91Ó°ÊÓ

When it comes to solving equations, the key is breaking down the process into manageable steps. For trigonometric equations like the one in the problem, the aim is to isolate the term involving the trigonometric function. In the equation \(3 \tan^{3} x = \tan x\), the first smart move is simplifying by dividing both sides by \(\tan x\). This is done under the condition that \(\tan x eq 0\), to avoid division by zero.

This step reduces the equation to \(3 \tan^{2} x = 1\). Solving the simplified form involves algebraic manipulation or using inverse functions, leading us to find the values for \(x\). This procedure is a common technique for handling various trigonometric equations, helping break complex problems into simpler parts.

The tangent function, denoted as \(\tan x\), is a fundamental trigonometric function with periodic properties. Tan is known for its unique behavior across its domain. It repeats its pattern every \(\pi\) radians, illustrating its periodic nature.

For any angle \(x\), \(\tan x\) can take on any real number value, making it different from sine and cosine. This characteristic is pivotal when resolving equations like \(3 \tan^{3} x = \tan x\). The function’s undefined points occur where the cosine is zero (e.g., \(\frac{\pi}{2}, \frac{3\pi}{2}\), etc.), leading to asymptotes in its graph.

Such properties are crucial when determining solutions to trigonometric equations, especially when understanding where the function increases or decreases, further aiding in pinpointing solution intervals.

In trigonometric equations, finding solutions within a specified interval is crucial. The given interval \( (0, 2\pi) \) represents one complete cycle of the unit circle. This range helps us determine relevant solutions that match the periodic nature of trigonometric functions.

By solving \(3 \tan^{2} x = 1\), we use the inverse tangent function, identifying where the function equals \(\sqrt{1/3}\) and \(-\sqrt{1/3}\). Specifically, solutions in \((0, \pi)\) include \(x_1 = \arctan(\sqrt{1/3})\) and \(x_2 = \pi - \arctan(\sqrt{1/3})\). Equally, in \((\pi, 2\pi)\), solutions are \(x_3 = \pi + \arctan(\sqrt{1/3})\) and \(x_4 = 2\pi - \arctan(\sqrt{1/3})\).

This technique ensures that solutions are logically extracted from intervals where the tangent function behaves predictably, aiding in clear and accurate trigonometric problem-solving.

Trigonometric identities are essential tools for simplifying and solving equations.

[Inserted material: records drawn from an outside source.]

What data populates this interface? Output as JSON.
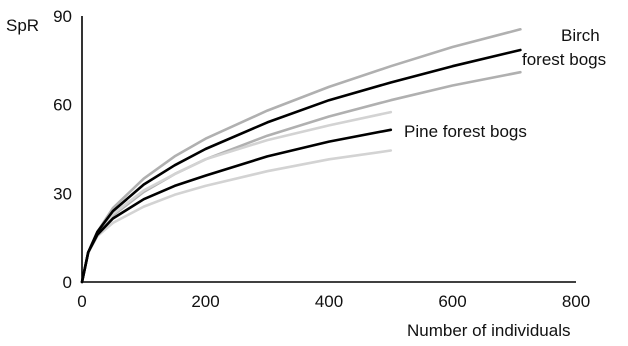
{
  "chart_data": {
    "type": "line",
    "title": "",
    "xlabel": "Number of individuals",
    "ylabel": "SpR",
    "xlim": [
      0,
      800
    ],
    "ylim": [
      0,
      90
    ],
    "x_ticks": [
      0,
      200,
      400,
      600,
      800
    ],
    "y_ticks": [
      0,
      30,
      60,
      90
    ],
    "grid": false,
    "annotations": [
      {
        "text": "Birch",
        "series": "birch"
      },
      {
        "text": "forest bogs",
        "series": "birch"
      },
      {
        "text": "Pine forest bogs",
        "series": "pine"
      }
    ],
    "series": [
      {
        "id": "birch-upper",
        "role": "confidence-bound",
        "color": "#b0b0b0",
        "x": [
          0,
          10,
          25,
          50,
          100,
          150,
          200,
          300,
          400,
          500,
          600,
          710
        ],
        "y": [
          0,
          10,
          17,
          25,
          35,
          42.5,
          48.5,
          58,
          66,
          73,
          79.5,
          85.5
        ]
      },
      {
        "id": "birch",
        "role": "mean",
        "color": "#000000",
        "x": [
          0,
          10,
          25,
          50,
          100,
          150,
          200,
          300,
          400,
          500,
          600,
          710
        ],
        "y": [
          0,
          10,
          17,
          24,
          33,
          39.5,
          45,
          54,
          61.5,
          67.5,
          73,
          78.5
        ]
      },
      {
        "id": "birch-lower",
        "role": "confidence-bound",
        "color": "#b0b0b0",
        "x": [
          0,
          10,
          25,
          50,
          100,
          150,
          200,
          300,
          400,
          500,
          600,
          710
        ],
        "y": [
          0,
          10,
          16.5,
          22.5,
          30.5,
          36.5,
          41.5,
          49.5,
          56,
          61.5,
          66.5,
          71
        ]
      },
      {
        "id": "pine-upper",
        "role": "confidence-bound",
        "color": "#d3d3d3",
        "x": [
          0,
          10,
          25,
          50,
          100,
          150,
          200,
          300,
          400,
          500
        ],
        "y": [
          0,
          10,
          16.5,
          23,
          31,
          36.5,
          41.5,
          48,
          53,
          57.5
        ]
      },
      {
        "id": "pine",
        "role": "mean",
        "color": "#000000",
        "x": [
          0,
          10,
          25,
          50,
          100,
          150,
          200,
          300,
          400,
          500
        ],
        "y": [
          0,
          10,
          16,
          21.5,
          28,
          32.5,
          36,
          42.5,
          47.5,
          51.5
        ]
      },
      {
        "id": "pine-lower",
        "role": "confidence-bound",
        "color": "#d3d3d3",
        "x": [
          0,
          10,
          25,
          50,
          100,
          150,
          200,
          300,
          400,
          500
        ],
        "y": [
          0,
          10,
          15.5,
          20,
          25.5,
          29.5,
          32.5,
          37.5,
          41.5,
          44.5
        ]
      }
    ]
  }
}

They provide relationships between different trigonometric functions, allowing problems to be expressed and solved in various ways.

In this particular exercise, the identity \(\tan(x) = \frac{\sin(x)}{\cos(x)}\) helps us comprehend how the function behaves over its interval. These identities are used in solving equations by transforming and simplifying expressions, offering alternative views and solutions, especially when working with exponential relations or higher powers, as seen with \(3 \tan^{3} x = \tan x\).

By employing identities, simplifying intricate relations becomes achievable, making the mathematics behind trigonometric equations both accessible and solvable.